La décision de NCLAT Aircel posera des défis pour les futurs cas d'insolvabilité, selon des experts, Telecom News, ET Telecom


La décision de NCLAT Aircel posera des défis pour les futurs cas d'insolvabilité, selon des expertsLa décision du National Company Law Appellate Tribunal (NCLAT) concernant l'utilisation du spectre est susceptible de poser des défis pour la résolution future de l'insolvabilité, car elle a créé une classe au sein d'une classe de créanciers en vertu du Code de l'insolvabilité et de la faillite (IBC), selon les experts.

La décision du tribunal d’appel exigeant que les cotisations du gouvernement soient acquittées en premier, bien qu’il soit classé comme un créancier opérationnel selon le CIB, pourrait conduire à des réclamations similaires de la part de ces créanciers dans des secteurs où les licences sont un atout majeur du débiteur, rendant les résolutions intenables, ont-ils déclaré.

«Ils ont créé une nouvelle catégorie au sein de la classe des créanciers opérationnels, mais il s'agit d'un créancier opérationnel où le contrat prévoit un droit spécifique qui prévaut sur l'IBC», a déclaré Charanya Lakshmikumaran, associée du cabinet d'avocats Lakshmikumaran & Sridharan.

Dans le cas impliquant teleco Aircel et le Département des Télécommunications, le NCLAT s'est appuyé sur une clause de l'accord de licence de spectre entre les deux parties pour statuer que les redevances gouvernementales doivent être payées en totalité avant tout transfert de licence en vertu de l'IBC.

Cependant, les créanciers opérationnels se classent au-dessous des créanciers financiers tels que les banques en vertu de l'article 53 du CIB, qui stipule l'ordre de priorité des redevances dues à chaque catégorie de créanciers.

«Si le plan de résolution fournit un paiement minimal au gouvernement, c'est techniquement dans le giron d'IBC, mais avec un tel état de selle, ils sont en fait en train de réorganiser l'article 53», a déclaré Ajay Shaw, associé chez DSK Legal.
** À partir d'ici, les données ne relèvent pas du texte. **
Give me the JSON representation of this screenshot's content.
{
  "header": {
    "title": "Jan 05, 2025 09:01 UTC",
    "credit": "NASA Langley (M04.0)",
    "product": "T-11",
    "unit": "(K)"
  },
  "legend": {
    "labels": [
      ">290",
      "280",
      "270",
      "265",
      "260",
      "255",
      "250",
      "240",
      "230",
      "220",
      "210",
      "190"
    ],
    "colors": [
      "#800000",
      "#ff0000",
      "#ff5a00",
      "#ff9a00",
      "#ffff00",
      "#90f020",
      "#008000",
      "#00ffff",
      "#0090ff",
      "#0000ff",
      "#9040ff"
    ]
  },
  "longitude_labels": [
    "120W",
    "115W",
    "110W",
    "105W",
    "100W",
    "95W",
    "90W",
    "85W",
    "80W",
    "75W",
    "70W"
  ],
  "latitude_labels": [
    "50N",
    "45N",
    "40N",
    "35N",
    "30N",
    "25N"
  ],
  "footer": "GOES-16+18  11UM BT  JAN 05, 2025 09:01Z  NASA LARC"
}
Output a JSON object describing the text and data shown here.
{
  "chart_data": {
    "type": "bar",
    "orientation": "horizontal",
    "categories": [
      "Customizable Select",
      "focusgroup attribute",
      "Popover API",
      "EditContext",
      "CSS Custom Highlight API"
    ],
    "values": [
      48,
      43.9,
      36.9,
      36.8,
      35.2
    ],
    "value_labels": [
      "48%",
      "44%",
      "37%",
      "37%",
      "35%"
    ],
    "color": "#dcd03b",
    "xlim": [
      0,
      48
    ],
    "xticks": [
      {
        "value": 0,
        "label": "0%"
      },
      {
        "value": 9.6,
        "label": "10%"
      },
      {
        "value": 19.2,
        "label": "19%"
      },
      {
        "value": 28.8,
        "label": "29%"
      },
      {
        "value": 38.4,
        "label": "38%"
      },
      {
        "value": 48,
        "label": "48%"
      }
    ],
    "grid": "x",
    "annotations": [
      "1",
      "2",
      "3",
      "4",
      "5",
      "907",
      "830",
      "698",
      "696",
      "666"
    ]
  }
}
Les experts ont estimé que la décision pourrait avoir des implications plus larges, non seulement pour la résolution de l’insolvabilité dans le cadre du CIB, mais aussi pour le financement de projets dans d’autres secteurs comme les mines, les aéroports et les produits pharmaceutiques.

«Si des acteurs de tous les secteurs commencent à utiliser l'ordre NCLAT à leur avantage, cela pourrait être un désastre pour l'IBC car n'importe quel concédant de licence pourrait se tailler quelque chose pour lui-même», a déclaré Ashish Bhan, partenaire de Trilegal.

L'ordonnance sera vraisemblablement contestée par les créanciers devant la Cour suprême, qui devrait équilibrer les intérêts du gouvernement et des prêteurs, dont la plupart sont des banques du secteur public.

Selon un consensus, tant le gouvernement que les prêteurs publics traitent avec les deniers publics et que les deux catégories de créanciers devraient donc être touchées par les cotisations qui leur sont dues.

"Les deux devraient supporter la coupe de cheveux et le pourcentage de droits de vote de la classe respective déterminera le résultat", a déclaré Sajeve Deora, professionnel de l'insolvabilité, ajoutant: "Dans ces situations, le gouvernement sera également tenu de prendre des décisions commerciales pour savoir s'il soutient ou non le plan ou pas ».